Continuing to answer some of the questions left outstanding from our recent webinar on the Market IQ on Content Security ( freely downloadable at http://www.aiim.org/article-industrywatch.asp?ID=33810 ). View earlier Q&A postings via the tag aiimQ&A on my blog, as well as Carl's blog (TakingAIIM).
Any further questions or commentary to this, please feel free to comment here on the blog. If you have examples (good, bad, ugly) that apply to the topic, or contrary experiences/opinions, please share them - there is much to be discussed!
Q: In an early slide you mentioned "Content Authentication." What is that again?
A: From the Market IQ on Content Security ( freely downloadable at http://www.aiim.org/article-industrywatch.asp?ID=33810 ), we defined Content Authentication as referring to "the orchestrated usage of many Content Security point technologies (e.g., trusted timestamps, CAS, e-signatures, electronic watermarks and document management) used in aggregate. These technologies are used to provide auditable assurance and reliance that the content is indeed what it represents itself to be (that it is “official,” is the latest version, has had no unauthorized modifications, etc.)."
This application of technology is keenly important if you ever anticipate needing to prove the authenticity of content in court - say in a lawsuit involving patents, and which of two companies created a patentable drug first.
In the pharmaceutical industry, there are millions to potentially billions of dollars of revenue at stake if they cannot prove/defend their claims, and the time limitations of the number of years for which they can hold onto their full rights before competition, generic drug manufacturers, can begin to erode the original creators market share.
Now, one might ask why these are technologies are necessary. Can't we just pull our normal logs of an ECM or Records Management system, to prove the dates/times on which content was created, and show these timelines in a court of law?
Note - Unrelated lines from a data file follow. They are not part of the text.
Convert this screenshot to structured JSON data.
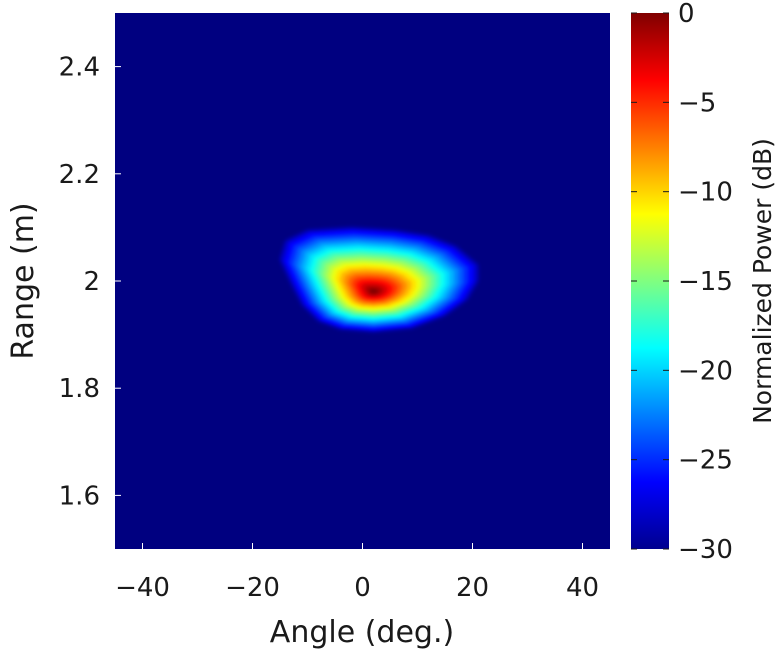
{
  "chart_data": {
    "type": "heatmap",
    "title": "",
    "xlabel": "Angle (deg.)",
    "ylabel": "Range (m)",
    "xlim": [
      -45,
      45
    ],
    "ylim": [
      1.5,
      2.5
    ],
    "xticks": [
      -40,
      -20,
      0,
      20,
      40
    ],
    "xtick_labels": [
      "−40",
      "−20",
      "0",
      "20",
      "40"
    ],
    "yticks": [
      1.6,
      1.8,
      2.0,
      2.2,
      2.4
    ],
    "ytick_labels": [
      "1.6",
      "1.8",
      "2",
      "2.2",
      "2.4"
    ],
    "colormap": "jet",
    "background_color": "#000080",
    "colorbar": {
      "label": "Normalized Power (dB)",
      "range": [
        -30,
        0
      ],
      "ticks": [
        0,
        -5,
        -10,
        -15,
        -20,
        -25,
        -30
      ],
      "tick_labels": [
        "0",
        "−5",
        "−10",
        "−15",
        "−20",
        "−25",
        "−30"
      ]
    },
    "hotspot": {
      "peak_angle_deg": 2,
      "peak_range_m": 1.98,
      "peak_power_db": 0,
      "angle_extent_deg": [
        -15,
        21
      ],
      "range_extent_m": [
        1.9,
        2.1
      ],
      "level_above_floor_db": -30
    },
    "grid": false
  }
}
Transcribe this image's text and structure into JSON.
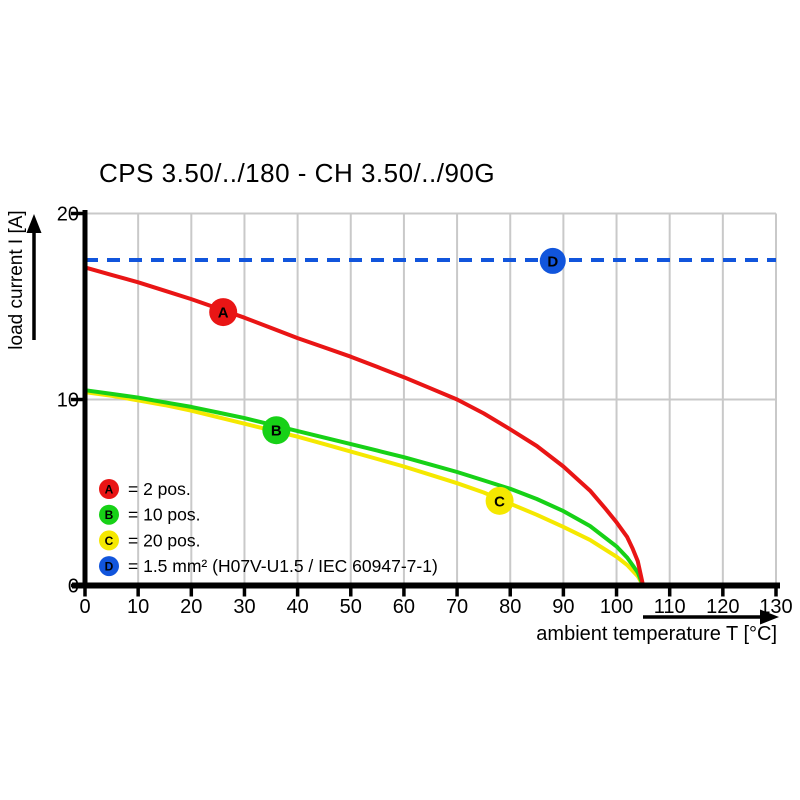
{
  "title": "CPS 3.50/../180 - CH 3.50/../90G",
  "chart_data": {
    "type": "line",
    "title": "CPS 3.50/../180 - CH 3.50/../90G",
    "xlabel": "ambient temperature T [°C]",
    "ylabel": "load current I [A]",
    "xlim": [
      0,
      130
    ],
    "ylim": [
      0,
      20
    ],
    "x_ticks": [
      0,
      10,
      20,
      30,
      40,
      50,
      60,
      70,
      80,
      90,
      100,
      110,
      120,
      130
    ],
    "y_ticks": [
      0,
      10,
      20
    ],
    "grid": {
      "vertical_every": 10,
      "horizontal_lines": [
        10,
        20
      ],
      "color": "#c9c9c9"
    },
    "legend_position": "inside bottom-left",
    "colors": {
      "A": "#e91515",
      "B": "#17d117",
      "C": "#f5e800",
      "D": "#1155dc",
      "axis": "#000000"
    },
    "series": [
      {
        "id": "D",
        "name": "1.5 mm² (H07V-U1.5 / IEC 60947-7-1)",
        "color": "#1155dc",
        "style": "dashed",
        "width": 4,
        "points": [
          [
            0,
            17.5
          ],
          [
            130,
            17.5
          ]
        ],
        "marker": {
          "label": "D",
          "x": 88,
          "y": 17.45,
          "r": 13
        }
      },
      {
        "id": "C",
        "name": "20 pos.",
        "color": "#f5e800",
        "style": "solid",
        "width": 4,
        "points": [
          [
            0,
            10.4
          ],
          [
            5,
            10.2
          ],
          [
            10,
            9.95
          ],
          [
            15,
            9.7
          ],
          [
            20,
            9.4
          ],
          [
            25,
            9.05
          ],
          [
            30,
            8.7
          ],
          [
            35,
            8.35
          ],
          [
            40,
            8.0
          ],
          [
            45,
            7.6
          ],
          [
            50,
            7.2
          ],
          [
            55,
            6.8
          ],
          [
            60,
            6.4
          ],
          [
            65,
            5.95
          ],
          [
            70,
            5.5
          ],
          [
            75,
            5.0
          ],
          [
            80,
            4.4
          ],
          [
            85,
            3.8
          ],
          [
            90,
            3.15
          ],
          [
            95,
            2.45
          ],
          [
            100,
            1.55
          ],
          [
            102,
            1.1
          ],
          [
            104,
            0.5
          ],
          [
            105,
            0
          ]
        ],
        "marker": {
          "label": "C",
          "x": 78,
          "y": 4.55,
          "r": 14
        }
      },
      {
        "id": "B",
        "name": "10 pos.",
        "color": "#17d117",
        "style": "solid",
        "width": 4,
        "points": [
          [
            0,
            10.5
          ],
          [
            5,
            10.3
          ],
          [
            10,
            10.1
          ],
          [
            15,
            9.85
          ],
          [
            20,
            9.6
          ],
          [
            25,
            9.3
          ],
          [
            30,
            9.0
          ],
          [
            35,
            8.65
          ],
          [
            40,
            8.3
          ],
          [
            45,
            7.95
          ],
          [
            50,
            7.6
          ],
          [
            55,
            7.25
          ],
          [
            60,
            6.9
          ],
          [
            65,
            6.5
          ],
          [
            70,
            6.1
          ],
          [
            75,
            5.65
          ],
          [
            80,
            5.2
          ],
          [
            85,
            4.65
          ],
          [
            90,
            4.0
          ],
          [
            95,
            3.2
          ],
          [
            100,
            2.1
          ],
          [
            102,
            1.5
          ],
          [
            104,
            0.7
          ],
          [
            105,
            0
          ]
        ],
        "marker": {
          "label": "B",
          "x": 36,
          "y": 8.35,
          "r": 14
        }
      },
      {
        "id": "A",
        "name": "2 pos.",
        "color": "#e91515",
        "style": "solid",
        "width": 4,
        "points": [
          [
            0,
            17.1
          ],
          [
            5,
            16.7
          ],
          [
            10,
            16.3
          ],
          [
            15,
            15.85
          ],
          [
            20,
            15.4
          ],
          [
            25,
            14.9
          ],
          [
            30,
            14.4
          ],
          [
            35,
            13.85
          ],
          [
            40,
            13.3
          ],
          [
            45,
            12.8
          ],
          [
            50,
            12.3
          ],
          [
            55,
            11.75
          ],
          [
            60,
            11.2
          ],
          [
            65,
            10.6
          ],
          [
            70,
            10.0
          ],
          [
            75,
            9.25
          ],
          [
            80,
            8.4
          ],
          [
            85,
            7.5
          ],
          [
            90,
            6.4
          ],
          [
            95,
            5.1
          ],
          [
            98,
            4.1
          ],
          [
            100,
            3.4
          ],
          [
            102,
            2.6
          ],
          [
            103,
            2.0
          ],
          [
            104,
            1.3
          ],
          [
            105,
            0
          ]
        ],
        "marker": {
          "label": "A",
          "x": 26,
          "y": 14.7,
          "r": 14
        }
      }
    ],
    "legend": [
      {
        "label": "A",
        "color": "#e91515",
        "text": "= 2 pos."
      },
      {
        "label": "B",
        "color": "#17d117",
        "text": "= 10 pos."
      },
      {
        "label": "C",
        "color": "#f5e800",
        "text": "= 20 pos."
      },
      {
        "label": "D",
        "color": "#1155dc",
        "text": "= 1.5 mm² (H07V-U1.5 / IEC 60947-7-1)"
      }
    ]
  }
}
Courts have become perhaps surprisingly astute about the ease by which digital evidence can be faked/forged to the casual observer.
If you are interested in the ramifications of this, it is advisable to look into the materials produced by Judge Paul W. Grimm, relating to Protocols for the Discovery of Electronically Stored Information (ESI).
Very interesting to note that the definition ESI includes as potentially admissible evidence all of the following:
email and attachments, word processing documents, spreadsheets, graphics and presentation documents, images, text files, hard drives, databases, instant messages, transaction logs, audio and video files, voicemail, Internet data, computer logs, text messages, or backup materials, and Native Files.
Interesting to note that many organizations do not consider audio/video files, and specifically voicemail within their Records Management, or broader, Content Security strategies.